Lalu melanjutkan penjelasannya.
“Nah, cara berfikir ini juga berlaku untuk nasihat-menasihati,
yang tadi Putri bilang seniornya sok bijak menasihati ini itu padahal
belum pernah mengalami kondisi yang sama. Kalau kita sebagai orang yang
menasehati, memang seharusnya kita melakukan hal itu dulu sebelum menasihati.
Allah enggak suka sama orang yang bisanya ngomong doang, tapi enggak pernah
melakukannya. Tapi Allah juga juga menyuruh kita untuk menyampaikan kebaikan.
Sedangkan Islam itu memudahkan, tidak menyulitkan. Dalam konteks ini, kita
masih boleh untuk menyampaikan kebaikan, walaupun sebenarnya kita masih
tertatih-tatih dalam perjuangan untuk melakukannya. Tapi jujur dalam
menyampaikannya.”
“Misalkan gini kata-katanya: ini baik loh,
tapi jujur kalau saya pribadi masih belum rutin melakukannya. Masih
bolong-bolong. Lagi diusahain sih buat istiqomah. Doain ya. Kalo kamu mau ikut
bareng-bareng juga boleh. Dengan
begitu, perintah untuk menyampaikan kebaikan tetap terlaksana, kita juga enggak
menjadi orang yang dibenci Allah, karena sedang berusaha untuk menjalankannya.

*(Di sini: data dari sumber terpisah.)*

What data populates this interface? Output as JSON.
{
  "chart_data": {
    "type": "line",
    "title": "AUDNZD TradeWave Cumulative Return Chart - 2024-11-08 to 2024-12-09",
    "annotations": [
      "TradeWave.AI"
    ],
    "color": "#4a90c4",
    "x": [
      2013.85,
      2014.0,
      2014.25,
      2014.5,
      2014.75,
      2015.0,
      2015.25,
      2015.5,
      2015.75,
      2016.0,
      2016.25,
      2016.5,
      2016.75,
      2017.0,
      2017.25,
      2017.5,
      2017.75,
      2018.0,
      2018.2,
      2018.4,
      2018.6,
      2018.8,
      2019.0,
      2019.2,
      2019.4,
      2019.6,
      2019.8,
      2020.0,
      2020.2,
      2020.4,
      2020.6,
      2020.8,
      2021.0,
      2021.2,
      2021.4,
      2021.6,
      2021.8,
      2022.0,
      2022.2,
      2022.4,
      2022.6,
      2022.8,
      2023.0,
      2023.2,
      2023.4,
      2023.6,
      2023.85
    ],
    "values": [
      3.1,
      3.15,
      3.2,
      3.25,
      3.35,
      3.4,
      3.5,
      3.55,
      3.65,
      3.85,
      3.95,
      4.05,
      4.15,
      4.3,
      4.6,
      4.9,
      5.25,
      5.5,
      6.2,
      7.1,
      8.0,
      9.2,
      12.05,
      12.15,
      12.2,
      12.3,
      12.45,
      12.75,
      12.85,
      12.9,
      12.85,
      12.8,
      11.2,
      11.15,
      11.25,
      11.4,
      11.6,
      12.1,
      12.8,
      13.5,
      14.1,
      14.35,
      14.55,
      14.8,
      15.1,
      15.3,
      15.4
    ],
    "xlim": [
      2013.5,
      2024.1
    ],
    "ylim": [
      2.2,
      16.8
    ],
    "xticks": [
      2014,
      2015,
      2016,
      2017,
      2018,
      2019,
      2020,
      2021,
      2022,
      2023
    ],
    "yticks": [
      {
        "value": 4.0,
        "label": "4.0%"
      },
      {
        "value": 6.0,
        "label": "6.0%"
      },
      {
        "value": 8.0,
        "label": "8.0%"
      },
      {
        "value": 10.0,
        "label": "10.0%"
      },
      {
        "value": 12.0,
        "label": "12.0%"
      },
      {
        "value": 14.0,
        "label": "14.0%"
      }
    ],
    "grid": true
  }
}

Yang dinasehati juga enggak merasa digurui, karena dari awal sudah tahu kalo
yang menasehati enggak hebat-hebat banget. Beda dikit lah. Masih bisa
terjangkau. Enggak eksklusif dan keliatan suci banget. Sekali lagi, ini cara berfikir
kalau kita sebagai orang yang menasihati.”
“Kalau kita sebagai orang yang dinasehati, gimana
Bunda?” kali
ini aku yang bertanya.
“Jangan ngurusin orang yang menasihati. Melakukan atau enggak
orang yang dimaksud, baik atau buruk yang bersangkutan, itu urusan dia
sama Allah. Bukan urusannya kita. Urusannya kita adalah belajar, mengambil
hikmah sebanyak mungkin dari siapapun. Seburuk apapun orang yang dimaksud.
Karena hanya dengan begitulah, kita bisa lebih banyak mendapatkan hikmah, lebih
banyak mendapatkan masukan untuk memperbaiki diri.”
“Jadi, jangan kebolak-balik lagi cara berfikirnya.
Awas ya, kalau masih kebolak-balik.”Bunda berkacak
pinggang, mukanya pura-pura galak, tapi malah lucu.
“Iya, Bunda.” kali ini aku dan Kak Putri mengangguk kompak, lalu
tertawa berbarengan lihat wajah lucu bunda.